Een tweede voorstel: inkomen is inkomen. Een euro waarvoor arbeid is verricht mag in principe niet zwaarder belast worden dan een euro die maandelijks komt aanwaaien uit pandjes en beleggingen. Daarom stellen wij voor om het werkelijke inkomen te belasten en de tarieven in box 2 en 3 te verhogen, zodat de belasting op arbeid omlaag kan. Tegelijkertijd is van belang dat Nederland een goed investerings- en ondernemingsklimaat houdt. Nederland moet samen met andere landen actief inzetten op een internationale minimumbelasting op inkomsten uit vermogen, zowel voor particulieren als voor bedrijven.

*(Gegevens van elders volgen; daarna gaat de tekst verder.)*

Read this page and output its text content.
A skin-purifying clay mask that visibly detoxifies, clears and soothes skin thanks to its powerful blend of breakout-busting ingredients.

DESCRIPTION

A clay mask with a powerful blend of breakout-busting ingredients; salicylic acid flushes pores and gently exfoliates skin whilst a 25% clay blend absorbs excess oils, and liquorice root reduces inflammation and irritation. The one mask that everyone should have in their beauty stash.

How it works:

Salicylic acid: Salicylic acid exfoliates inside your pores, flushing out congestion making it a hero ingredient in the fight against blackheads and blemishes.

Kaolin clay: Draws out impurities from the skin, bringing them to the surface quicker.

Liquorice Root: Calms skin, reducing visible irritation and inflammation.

Het belasten van het werkelijke inkomen geldt ook voor de eigen woning. Het belasten van de gerealiseerde overwaarde van de eigen woning is een impopulaire, maar wel degelijk liberale maatregel. Het is in het belang voor doorgroei op de woningmarkt en creëert een gelijkwaardiger speelveld voor starters die geen exorbitante overwaarde in hun schoot geworpen krijgen. Het is scheef dat deze vorm van onverdiend inkomen, waar geen economische prestatie tegenover staat, fiscaal gevrijwaard blijft terwijl hard werken fiscaal bestraft wordt. De invloedrijke liberale filosoof John Stuart Mill pleitte in de negentiende eeuw al voor het belasten van onverdiend inkomen. Het belasten van de overwaarde van de eigen woning (uiteraard na aftrek van kosten/investeringen), om zodoende de lasten te verlagen voor mensen die met inzet waarde toevoegen aan de economie, is voor een echte liberaal dus juist rechtvaardig. Bij een verhuizing kan de waardestijging wel belastingvrij doorgerold worden naar de nieuwe woning.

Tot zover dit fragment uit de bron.